Zac Gallen has wasted no time making a solid impression.
Taken in the third round of the 2016 Major League Baseball draft by the St. Louis Cardinals, the 2013 Bishop Eustace Prep graduate finds himself a call away from the bigs.
The right-hander, who played three seasons at the University of North Carolina, was promoted to the Cardinals’ Triple-A affiliate in Memphis on Monday. The next day, he struck out eight in five innings of work in his Redbirds’ debut.
“I didn’t expect it,” Gallen said Thursday after the team wrapped up a series against Oklahoma City. “There were some injuries with the big club and some guys moved around, but there was no indication this would happen.
“I was looking forward to the (Texas League) All-Star break and resting my arm a little. They called me in and told me I was pitching the next day in Memphis. They had a car service and we drove about 4 ½ hours that day. I took a nap, went over a scouting report and watched some video, and then went to the yard.”
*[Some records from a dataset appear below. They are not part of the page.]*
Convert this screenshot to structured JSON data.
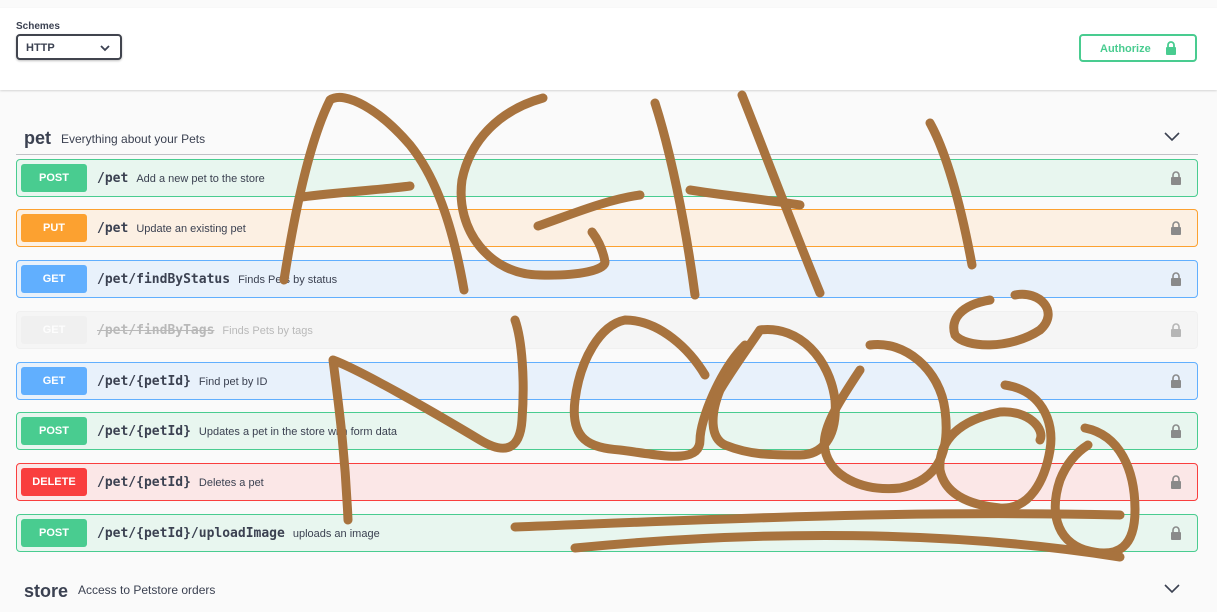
{
  "header": {
    "schemes_label": "Schemes",
    "scheme_value": "HTTP",
    "authorize_label": "Authorize"
  },
  "tags": [
    {
      "name": "pet",
      "description": "Everything about your Pets"
    },
    {
      "name": "store",
      "description": "Access to Petstore orders"
    }
  ],
  "operations": [
    {
      "method": "POST",
      "path": "/pet",
      "summary": "Add a new pet to the store"
    },
    {
      "method": "PUT",
      "path": "/pet",
      "summary": "Update an existing pet"
    },
    {
      "method": "GET",
      "path": "/pet/findByStatus",
      "summary": "Finds Pets by status"
    },
    {
      "method": "GET",
      "path": "/pet/findByTags",
      "summary": "Finds Pets by tags",
      "deprecated": true
    },
    {
      "method": "GET",
      "path": "/pet/{petId}",
      "summary": "Find pet by ID"
    },
    {
      "method": "POST",
      "path": "/pet/{petId}",
      "summary": "Updates a pet in the store with form data"
    },
    {
      "method": "DELETE",
      "path": "/pet/{petId}",
      "summary": "Deletes a pet"
    },
    {
      "method": "POST",
      "path": "/pet/{petId}/uploadImage",
      "summary": "uploads an image"
    }
  ],
  "annotation": {
    "text": "AGH! NOOOO",
    "color": "#a8733e"
  },
  "colors": {
    "post": "#49cc90",
    "put": "#fca130",
    "get": "#61affe",
    "delete": "#f93e3e",
    "deprecated": "#ebebeb"
  },
  "icons": {
    "select_chevron": "chevron-down-icon",
    "authorize": "lock-icon",
    "operation_lock": "lock-icon",
    "tag_toggle": "chevron-down-icon"
  }
}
Gallen ultimately was tagged with the loss, giving up six hits and three earned runs in his Pacific Coast League debut.
“The adrenaline was definitely up there in the first inning,” he added. “After that, I settled down.
“The biggest thing is that you want to prove you belong. When you get this close (to the majors), you can taste it. You’ve just got to keep your feet on the ground and not look too far ahead.”
When the season began in April, Gallen was with the organization’s Class A-Advanced team in the Florida State League. He went 5-2 with a 1.62 ERA in nine starts, striking out 56 and walking just 10.
The right-hander was then promoted to Class AA Springfield of the Texas League on June 3. There, he went 1-2 with 3.04 ERA in four starts before receiving his second promotion of the spring to the Redbirds.
“I’m a lot more confident with my pitches,” said Gallen, who has relied on his fastball, cutter and change-up. “The biggest thing is to attack the zone and let them put the ball in play.
“The last month has been pretty crazy. You’ve got to be on your toes with the minor-league lifestyle. I’m grateful for everything and just trying to keep this rolling.”